“Love yourself first and everything else falls into line.” ~Lucille Ball
As I sat on my bedroom floor almost in tears that night, surrounded by all the clothes I’d just tried on before a night out with my friends, the same thoughts replayed through my mind. You’re fat, you’re ugly, and you’re disgusting for letting yourself get this way.
I still cringe when I think about that, and the way I used to speak to (and about) myself. I would never think that of another person, let alone talk to them like that, yet it was second nature to say those things to myself!
I canceled on my friends that night; I was so unhappy with how I looked and felt that I couldn’t face going out and worrying what other people thought of my shape and size.

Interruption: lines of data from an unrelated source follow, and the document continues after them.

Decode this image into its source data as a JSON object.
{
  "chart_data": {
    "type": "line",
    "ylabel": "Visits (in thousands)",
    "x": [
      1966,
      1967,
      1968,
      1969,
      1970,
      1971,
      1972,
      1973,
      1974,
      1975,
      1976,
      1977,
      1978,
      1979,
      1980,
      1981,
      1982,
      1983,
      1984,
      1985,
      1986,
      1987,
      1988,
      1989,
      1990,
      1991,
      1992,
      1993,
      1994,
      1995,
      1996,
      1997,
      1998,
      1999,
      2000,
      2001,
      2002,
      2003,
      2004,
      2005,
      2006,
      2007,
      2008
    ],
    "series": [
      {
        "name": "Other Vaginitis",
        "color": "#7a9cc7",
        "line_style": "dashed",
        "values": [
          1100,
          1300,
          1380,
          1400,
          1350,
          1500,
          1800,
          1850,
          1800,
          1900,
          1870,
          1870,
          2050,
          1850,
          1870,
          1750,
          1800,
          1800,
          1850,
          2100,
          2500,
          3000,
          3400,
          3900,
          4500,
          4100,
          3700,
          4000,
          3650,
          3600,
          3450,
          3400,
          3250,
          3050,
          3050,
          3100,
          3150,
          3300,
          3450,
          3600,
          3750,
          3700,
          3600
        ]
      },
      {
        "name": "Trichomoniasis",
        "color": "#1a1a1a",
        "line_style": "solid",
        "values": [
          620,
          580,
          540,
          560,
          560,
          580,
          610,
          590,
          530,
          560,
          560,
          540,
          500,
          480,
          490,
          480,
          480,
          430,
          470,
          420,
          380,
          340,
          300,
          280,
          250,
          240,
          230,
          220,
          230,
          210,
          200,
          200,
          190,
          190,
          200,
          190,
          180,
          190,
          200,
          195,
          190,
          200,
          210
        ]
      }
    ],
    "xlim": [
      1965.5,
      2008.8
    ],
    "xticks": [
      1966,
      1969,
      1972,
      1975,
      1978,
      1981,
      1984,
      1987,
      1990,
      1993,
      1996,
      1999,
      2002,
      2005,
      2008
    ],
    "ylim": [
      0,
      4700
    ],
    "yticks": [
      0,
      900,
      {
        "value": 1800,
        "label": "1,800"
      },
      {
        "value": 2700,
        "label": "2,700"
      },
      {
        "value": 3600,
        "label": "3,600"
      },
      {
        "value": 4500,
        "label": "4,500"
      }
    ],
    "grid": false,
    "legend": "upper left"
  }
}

It’s ironic, isn’t it, that when we feel so low about ourselves, that’s the time when we’re most self-absorbed? We retreat into a small bubble that’s all about us/ As if the people in the bar that night would care what I looked like! They were there to have a good time with their friends, and I should have been too.
I struggled to lose weight during that time because I just couldn’t stay consistent or build new healthier habits. I’d do well for a while, but then I’d have one off moment and I’d give up, feeling like a failure. It was a vicious cycle, with my lack of consistency and results feeding my low self-esteem, and vice versa.

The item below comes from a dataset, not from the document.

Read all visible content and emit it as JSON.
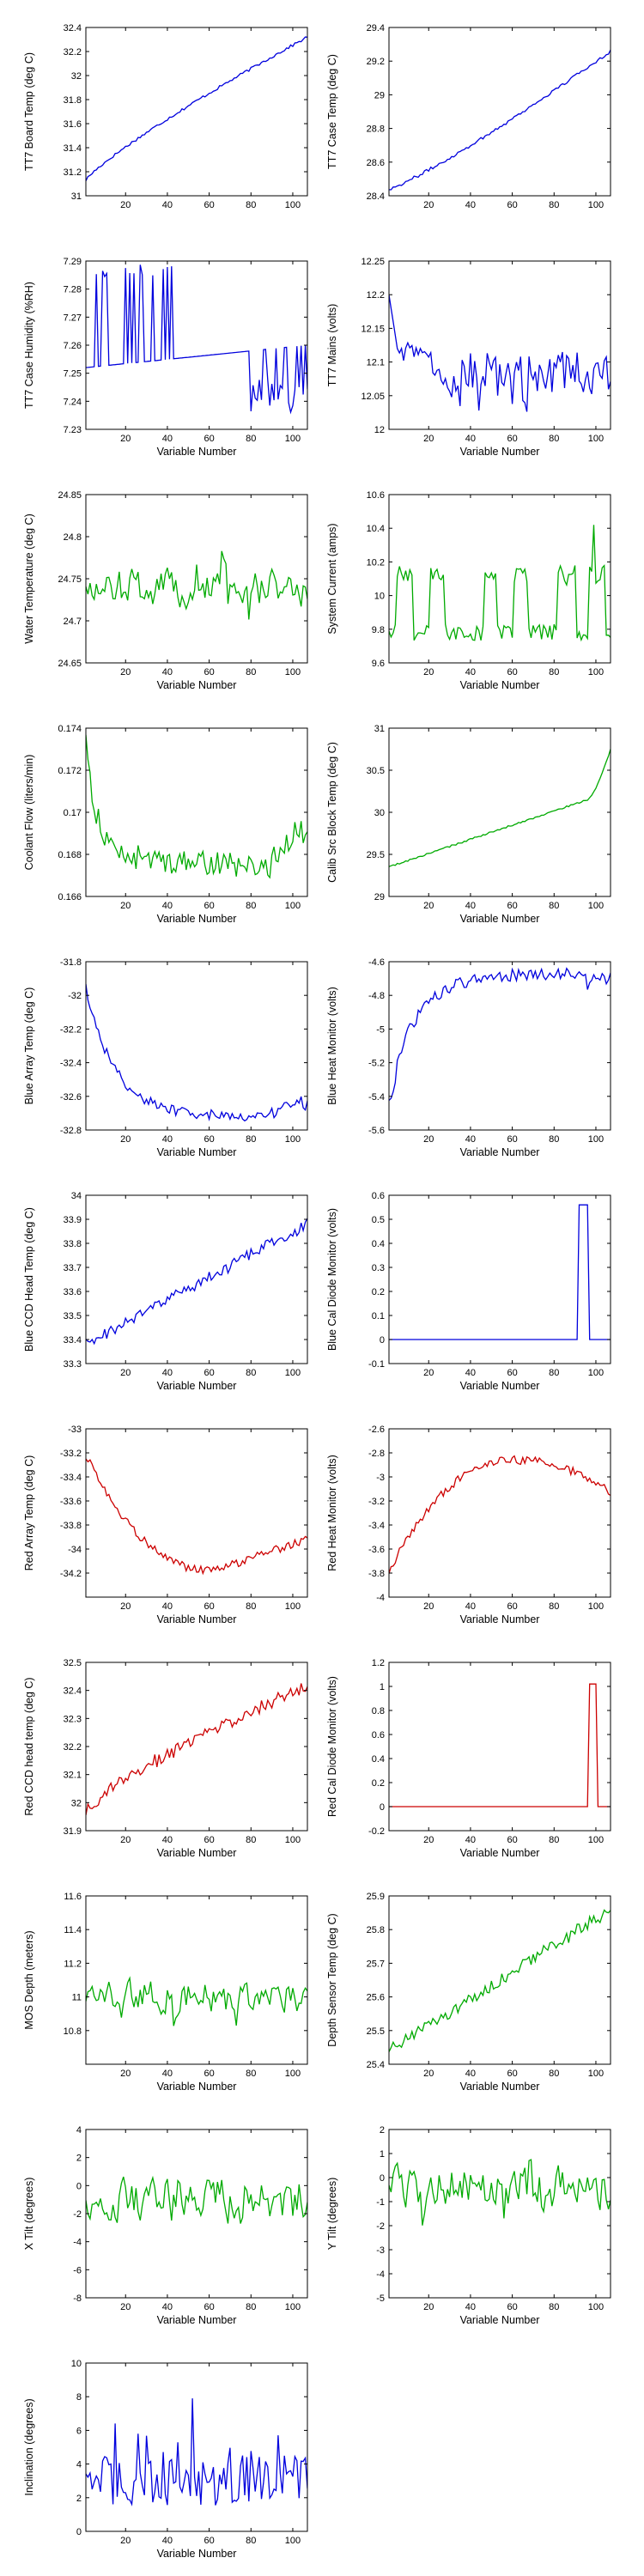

That night that I canceled on my friends still sticks in my mind all these years later because it was a turning point for me. This was not the life I wanted to be living.
If I could go back in time, I would tell that girl to get up off the floor and go and enjoy a great night out with her amazing friends. But that’s probably because I’m in a totally different place now and I no longer have those awful thoughts about myself.
When this change first started happening and I grew my self-esteem, with that, I found it easier to take far better care of myself, and that’s when I really started to lose weight. Everything clicked into place. These are the steps I took to get here, and I hope they’ll help you make it too:
1. Treat yourself as you would a close friend or loved one.
Take stock of your thoughts as they come into your mind. Would you say that to a loved one? If not, get rid of it or reform it. If you wouldn’t say it to a loved one at all, discard it! If you would say it in the situation but word it differently, reform it.
Try to always ask yourself: Is it true? Is it helpful? Is it inspiring? Is it necessary? Is it kind?
2. Stop obsessing about yourself; start thinking about others.
It’s so easy to get into that little bubble I mentioned earlier, but you need to get out of it and take your focus away from yourself sometimes. Try doing random acts of kindness, or helping someone you know, or even volunteering. Anything that helps you to remember there is much more in the world than yourself.
3. Forgive yourself and release any guilt or anger.
We’ve all done things we’re not proud of and messed up in some way. But our mistakes don’t define us as people. A friend of mine used this analogy when we were talking about this some time ago:
Sometimes bad fruit can grow on good trees. The tree is good at its core, but it has produced something bad by mistake. But it’s also produced a lot of good fruit too!
Good fruit never grows on bad trees. If a tree is bad at its core, it can never grow good fruit.
If you’ve ever ‘produced good fruit,’ you are a good person at your core. Good people still sometimes do bad things, and ‘produce bad fruit,’ but it does not make you a bad person.
4. Learn what your body needs.
And start giving it those things! Learn about nutrition and healthy foods; find out which types of foods your body thrives on. Drink plenty of water each day to stay hydrated. Move your body—we’re not designed to sit at desks all day and then come home and sit on the sofa. Even if it’s not scheduled exercise, just getting more activity into your day, like taking the stairs, will help.
And always remember to switch off and rest. With technology the way it is now, it can be difficult to unplug and unwind, but it’s so important to your well-being. Find out how much sleep your body needs to work at it’s best, and try to get those hours in each night; it’s different for everyone, so it’s worth testing out.
5. Have more fun and connect with people.
When we get into this place of low-self esteem it can affect our daily habits and our social life. Don’t forget the things that make you happy and light you up. Keep a list of them if you need to and make sure you do them regularly.
Put yourself out there more and connect with people again. We all need human interaction and social bonds, we all need people we feel comfortable with. And it will help so much to have that group while you build your self-esteem.
These points take time to go through; you won’t suddenly become confident and love yourself overnight. But they do work in helping you build healthier thoughts of yourself and enjoying your life more again.
They help you want to take better care of yourself and, if you’re trying to lose weight and get in better shape, they will help you enormously.